Wednesday, November 24th, 2010

I’ve been watching my Twitter feed scroll by for the past week filled with descriptions of what people are making for Thanksgiving. When the majority of those you follow are food bloggers, it makes for some delectable tweet streams around the holidays. But I keep my distance from the dinner menu delirium because I’m not a traditionalist and we typically forgo turkey and friends in favor of a simpler meal. I’d rather spend my day outside skiing or hiking than inside preparing a giant meal that makes me sleepy. The thing is, I have a choice. There are a lot of people in this world who have no choice what they eat and even worse if they eat.

hunger is a reality for millions in this world

Last Thursday was my friend, Jennie Perillo‘s birthday. Jennie is so witty, smart, beautiful, hilarious, and kind.

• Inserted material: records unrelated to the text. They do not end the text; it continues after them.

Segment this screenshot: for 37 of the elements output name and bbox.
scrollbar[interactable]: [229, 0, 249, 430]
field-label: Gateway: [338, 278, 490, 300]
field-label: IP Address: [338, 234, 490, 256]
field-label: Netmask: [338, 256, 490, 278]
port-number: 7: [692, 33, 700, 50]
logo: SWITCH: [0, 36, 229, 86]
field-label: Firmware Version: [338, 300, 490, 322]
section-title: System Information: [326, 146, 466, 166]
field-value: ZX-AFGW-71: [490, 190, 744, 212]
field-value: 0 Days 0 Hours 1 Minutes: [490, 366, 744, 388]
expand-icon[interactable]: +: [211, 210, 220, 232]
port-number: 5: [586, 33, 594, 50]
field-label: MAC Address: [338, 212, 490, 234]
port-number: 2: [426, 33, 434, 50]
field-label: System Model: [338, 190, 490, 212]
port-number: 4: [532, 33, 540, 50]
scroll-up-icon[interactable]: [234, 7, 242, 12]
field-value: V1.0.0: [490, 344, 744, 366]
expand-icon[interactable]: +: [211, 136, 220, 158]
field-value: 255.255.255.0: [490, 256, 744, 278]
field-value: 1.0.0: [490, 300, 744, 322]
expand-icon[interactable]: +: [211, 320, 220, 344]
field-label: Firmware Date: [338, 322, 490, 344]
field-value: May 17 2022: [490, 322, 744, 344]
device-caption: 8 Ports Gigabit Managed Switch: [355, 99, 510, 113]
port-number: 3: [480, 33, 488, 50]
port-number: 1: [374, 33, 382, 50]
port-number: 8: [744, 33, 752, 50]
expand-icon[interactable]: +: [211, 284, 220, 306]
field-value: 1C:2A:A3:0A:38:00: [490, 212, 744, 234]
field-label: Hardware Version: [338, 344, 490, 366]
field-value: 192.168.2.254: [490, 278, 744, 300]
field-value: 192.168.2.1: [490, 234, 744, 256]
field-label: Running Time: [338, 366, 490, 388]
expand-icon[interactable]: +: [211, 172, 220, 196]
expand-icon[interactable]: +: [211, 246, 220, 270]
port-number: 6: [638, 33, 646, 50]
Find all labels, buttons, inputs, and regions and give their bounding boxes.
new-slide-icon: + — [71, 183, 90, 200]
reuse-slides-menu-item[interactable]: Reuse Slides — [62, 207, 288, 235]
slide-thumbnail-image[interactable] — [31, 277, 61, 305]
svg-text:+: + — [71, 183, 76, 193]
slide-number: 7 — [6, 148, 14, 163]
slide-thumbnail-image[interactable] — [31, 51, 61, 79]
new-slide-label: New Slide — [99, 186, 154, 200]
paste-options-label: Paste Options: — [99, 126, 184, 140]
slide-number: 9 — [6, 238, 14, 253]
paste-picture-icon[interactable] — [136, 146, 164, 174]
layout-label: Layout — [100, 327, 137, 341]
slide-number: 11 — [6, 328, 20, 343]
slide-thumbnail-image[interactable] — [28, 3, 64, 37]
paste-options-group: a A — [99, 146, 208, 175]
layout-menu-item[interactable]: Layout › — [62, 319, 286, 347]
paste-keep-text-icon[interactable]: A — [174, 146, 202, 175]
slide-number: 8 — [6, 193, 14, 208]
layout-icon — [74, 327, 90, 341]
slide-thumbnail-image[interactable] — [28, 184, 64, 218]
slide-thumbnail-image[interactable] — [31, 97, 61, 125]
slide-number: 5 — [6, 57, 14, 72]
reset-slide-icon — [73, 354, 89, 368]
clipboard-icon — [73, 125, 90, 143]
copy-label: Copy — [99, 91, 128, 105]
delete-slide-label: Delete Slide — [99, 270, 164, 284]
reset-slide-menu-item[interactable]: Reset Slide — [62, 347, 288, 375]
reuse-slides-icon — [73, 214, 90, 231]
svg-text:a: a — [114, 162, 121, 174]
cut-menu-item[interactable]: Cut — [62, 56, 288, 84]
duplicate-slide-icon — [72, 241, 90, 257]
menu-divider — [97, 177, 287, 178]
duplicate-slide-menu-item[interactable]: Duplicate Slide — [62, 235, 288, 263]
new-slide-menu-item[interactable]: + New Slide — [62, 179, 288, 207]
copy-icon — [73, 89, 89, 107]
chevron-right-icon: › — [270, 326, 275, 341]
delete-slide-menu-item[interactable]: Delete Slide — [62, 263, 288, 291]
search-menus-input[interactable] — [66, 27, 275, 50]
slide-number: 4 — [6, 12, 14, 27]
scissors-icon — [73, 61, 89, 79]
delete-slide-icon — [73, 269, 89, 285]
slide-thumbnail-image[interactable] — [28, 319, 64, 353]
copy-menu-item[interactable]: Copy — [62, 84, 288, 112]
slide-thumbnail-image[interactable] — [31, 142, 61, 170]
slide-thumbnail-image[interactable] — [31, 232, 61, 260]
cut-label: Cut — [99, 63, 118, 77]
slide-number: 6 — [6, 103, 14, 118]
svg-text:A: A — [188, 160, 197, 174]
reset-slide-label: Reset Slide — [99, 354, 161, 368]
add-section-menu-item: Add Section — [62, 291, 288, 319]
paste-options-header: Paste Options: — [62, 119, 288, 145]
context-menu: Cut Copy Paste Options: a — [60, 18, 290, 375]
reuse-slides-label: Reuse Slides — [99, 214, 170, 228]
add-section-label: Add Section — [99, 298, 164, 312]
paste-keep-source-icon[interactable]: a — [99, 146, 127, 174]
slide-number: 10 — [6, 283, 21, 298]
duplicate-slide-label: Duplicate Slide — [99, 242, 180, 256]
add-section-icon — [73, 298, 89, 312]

The woman has a heart of gold. On her birthday she emailed her friends and asked us to join her in closing the hunger gap – be it locally or globally or anywhere in between. Jennie is supporting Share Our Strength with a donation.

Yes. Yes, of course. For me, with the luxury to choose what I eat on this Thanksgiving holiday and on every day, I also choose that someone else shall not go hungry. My hope is that my contribution to The Hunger Project will help find a sustainable solution to ending world hunger.

And you can join us. Donate to an organization of your choice or one that we are supporting. Visit Jennie’s site to find other participating food bloggers.

Thanksgiving is about what you are thankful for… and giving thanks. Thank you so much for reading.